England was the only country to bid for the 2021 tournament but UEFA said they were impressed with the plans the FA put forward. The proposed stadiums include two South Yorkshire grounds, Sheffield United’s Brammal Lane and Rotherham’s New York Stadium, however, the organisation has faced criticism for the fact no games will be hosted north of these cities and Manchester. Additionally, the limited size of some of the venues put forward, such as Manchester City’s Academy and Brentford’s Community Stadium, seems strange but importantly the final will be played at Wembley. We’re a long way off yet but if England could make that Wembley final it would be the ultimate opportunity to showcase just how far the women’s game has come in this country.
The FA’s chief executive, Martin Glenn, confirmed that £50 million will be invested in the women’s game over the next six years. Instead of seeing the country’s best talent leaving to play elsewhere, England is now attracting the likes of Arsenal’s Vivianne Miedema, currently the top scorer in the division, to ply their trade in the UK.

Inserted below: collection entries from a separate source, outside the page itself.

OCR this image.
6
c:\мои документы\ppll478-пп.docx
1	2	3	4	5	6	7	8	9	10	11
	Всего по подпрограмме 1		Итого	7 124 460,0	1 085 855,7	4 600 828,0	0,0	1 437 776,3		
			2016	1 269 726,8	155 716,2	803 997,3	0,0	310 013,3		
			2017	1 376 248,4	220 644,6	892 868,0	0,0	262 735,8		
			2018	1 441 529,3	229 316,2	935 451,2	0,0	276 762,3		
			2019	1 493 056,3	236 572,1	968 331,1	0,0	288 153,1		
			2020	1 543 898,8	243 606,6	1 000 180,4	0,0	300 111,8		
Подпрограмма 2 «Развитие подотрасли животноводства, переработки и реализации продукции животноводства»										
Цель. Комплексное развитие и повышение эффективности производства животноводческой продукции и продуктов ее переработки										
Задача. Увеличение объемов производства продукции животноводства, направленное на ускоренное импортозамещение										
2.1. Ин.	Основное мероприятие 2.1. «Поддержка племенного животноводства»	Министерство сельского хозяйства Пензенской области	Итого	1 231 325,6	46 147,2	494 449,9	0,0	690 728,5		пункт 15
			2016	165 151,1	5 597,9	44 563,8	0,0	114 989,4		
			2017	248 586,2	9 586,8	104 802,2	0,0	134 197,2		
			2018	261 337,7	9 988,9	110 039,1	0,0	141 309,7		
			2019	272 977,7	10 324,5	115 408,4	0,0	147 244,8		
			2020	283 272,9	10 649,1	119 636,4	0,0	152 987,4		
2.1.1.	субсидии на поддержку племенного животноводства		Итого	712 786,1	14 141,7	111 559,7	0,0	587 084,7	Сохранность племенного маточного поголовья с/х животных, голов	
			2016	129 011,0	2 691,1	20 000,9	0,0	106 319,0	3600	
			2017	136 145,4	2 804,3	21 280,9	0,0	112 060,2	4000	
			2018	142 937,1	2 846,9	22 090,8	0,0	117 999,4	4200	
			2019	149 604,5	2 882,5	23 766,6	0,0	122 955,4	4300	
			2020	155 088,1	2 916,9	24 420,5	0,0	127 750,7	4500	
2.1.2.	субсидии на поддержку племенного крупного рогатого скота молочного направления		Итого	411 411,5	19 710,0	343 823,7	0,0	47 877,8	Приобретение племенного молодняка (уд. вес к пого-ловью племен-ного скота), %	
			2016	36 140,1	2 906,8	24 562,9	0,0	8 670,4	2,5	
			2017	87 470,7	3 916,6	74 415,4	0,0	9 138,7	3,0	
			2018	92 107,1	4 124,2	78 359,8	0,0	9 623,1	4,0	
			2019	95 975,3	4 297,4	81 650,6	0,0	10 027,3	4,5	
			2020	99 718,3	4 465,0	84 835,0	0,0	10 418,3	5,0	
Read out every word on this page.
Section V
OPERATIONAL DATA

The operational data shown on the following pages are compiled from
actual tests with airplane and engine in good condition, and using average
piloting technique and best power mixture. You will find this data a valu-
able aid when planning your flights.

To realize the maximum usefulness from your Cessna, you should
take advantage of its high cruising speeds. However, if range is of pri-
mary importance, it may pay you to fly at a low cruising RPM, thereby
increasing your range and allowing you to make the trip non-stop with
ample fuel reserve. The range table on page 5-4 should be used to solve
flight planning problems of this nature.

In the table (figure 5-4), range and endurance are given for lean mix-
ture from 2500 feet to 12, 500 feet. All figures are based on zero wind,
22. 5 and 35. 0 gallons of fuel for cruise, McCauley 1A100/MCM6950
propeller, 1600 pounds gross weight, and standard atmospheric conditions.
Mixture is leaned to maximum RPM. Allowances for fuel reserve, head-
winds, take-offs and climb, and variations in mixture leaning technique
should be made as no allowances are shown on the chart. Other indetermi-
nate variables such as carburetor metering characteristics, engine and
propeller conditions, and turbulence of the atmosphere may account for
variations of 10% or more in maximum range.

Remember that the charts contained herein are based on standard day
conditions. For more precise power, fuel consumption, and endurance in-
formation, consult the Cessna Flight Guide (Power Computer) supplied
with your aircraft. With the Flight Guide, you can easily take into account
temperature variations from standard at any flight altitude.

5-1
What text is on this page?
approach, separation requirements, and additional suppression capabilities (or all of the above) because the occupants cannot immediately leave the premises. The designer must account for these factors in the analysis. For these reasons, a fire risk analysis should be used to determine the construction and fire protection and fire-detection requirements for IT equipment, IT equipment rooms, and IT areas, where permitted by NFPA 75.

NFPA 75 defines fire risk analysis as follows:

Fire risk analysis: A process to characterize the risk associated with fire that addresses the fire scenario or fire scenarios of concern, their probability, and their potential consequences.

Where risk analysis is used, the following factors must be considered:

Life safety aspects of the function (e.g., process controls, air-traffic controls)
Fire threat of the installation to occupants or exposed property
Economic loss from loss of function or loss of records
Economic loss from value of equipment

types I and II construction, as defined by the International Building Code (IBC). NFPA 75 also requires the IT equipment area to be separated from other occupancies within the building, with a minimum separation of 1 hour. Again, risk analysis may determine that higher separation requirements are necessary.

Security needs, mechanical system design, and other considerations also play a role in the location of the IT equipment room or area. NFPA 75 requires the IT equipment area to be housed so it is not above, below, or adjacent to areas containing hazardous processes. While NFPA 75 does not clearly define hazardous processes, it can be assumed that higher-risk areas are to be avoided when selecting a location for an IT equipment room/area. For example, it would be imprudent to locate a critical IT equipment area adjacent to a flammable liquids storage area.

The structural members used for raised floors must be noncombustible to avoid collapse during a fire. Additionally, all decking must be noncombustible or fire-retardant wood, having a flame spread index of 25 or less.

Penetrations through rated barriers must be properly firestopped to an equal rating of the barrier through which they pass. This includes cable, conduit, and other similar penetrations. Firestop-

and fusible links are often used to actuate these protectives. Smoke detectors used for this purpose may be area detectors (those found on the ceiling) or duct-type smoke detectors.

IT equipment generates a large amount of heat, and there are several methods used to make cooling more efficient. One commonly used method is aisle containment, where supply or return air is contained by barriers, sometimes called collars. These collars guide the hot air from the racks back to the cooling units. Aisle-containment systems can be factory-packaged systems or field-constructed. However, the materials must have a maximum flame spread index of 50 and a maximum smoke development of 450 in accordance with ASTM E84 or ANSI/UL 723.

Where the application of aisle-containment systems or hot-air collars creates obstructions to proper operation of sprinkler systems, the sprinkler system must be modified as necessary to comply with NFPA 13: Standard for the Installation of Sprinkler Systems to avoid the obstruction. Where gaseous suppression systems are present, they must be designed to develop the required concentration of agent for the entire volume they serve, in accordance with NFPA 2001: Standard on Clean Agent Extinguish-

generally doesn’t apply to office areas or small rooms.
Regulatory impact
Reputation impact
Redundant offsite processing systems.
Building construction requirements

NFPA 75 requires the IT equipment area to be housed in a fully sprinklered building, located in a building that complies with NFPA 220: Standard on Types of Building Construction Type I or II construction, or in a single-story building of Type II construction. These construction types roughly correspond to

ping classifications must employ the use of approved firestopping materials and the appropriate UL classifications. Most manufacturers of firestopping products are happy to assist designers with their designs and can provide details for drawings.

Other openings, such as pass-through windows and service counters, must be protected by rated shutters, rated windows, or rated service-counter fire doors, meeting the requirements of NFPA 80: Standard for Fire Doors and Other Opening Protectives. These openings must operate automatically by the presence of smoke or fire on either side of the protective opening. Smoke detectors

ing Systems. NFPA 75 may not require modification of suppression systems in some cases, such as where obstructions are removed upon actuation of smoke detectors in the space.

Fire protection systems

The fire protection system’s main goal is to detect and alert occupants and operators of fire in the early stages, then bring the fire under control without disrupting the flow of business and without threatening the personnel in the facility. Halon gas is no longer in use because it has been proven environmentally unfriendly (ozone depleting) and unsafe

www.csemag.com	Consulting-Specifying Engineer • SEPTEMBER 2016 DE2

Phil Neville took over as Lionesses boss at the start of 2018 and he has a job managing the expectation levels that are now upon his team. The semi-final of next year’s World Cup will be seen as a minimum requirement but his squad should really be setting their sights on the final. It will hopefully be third time lucky for a team that has come so far in just under fifteen years. England must win in France before they can bring football home in 2021.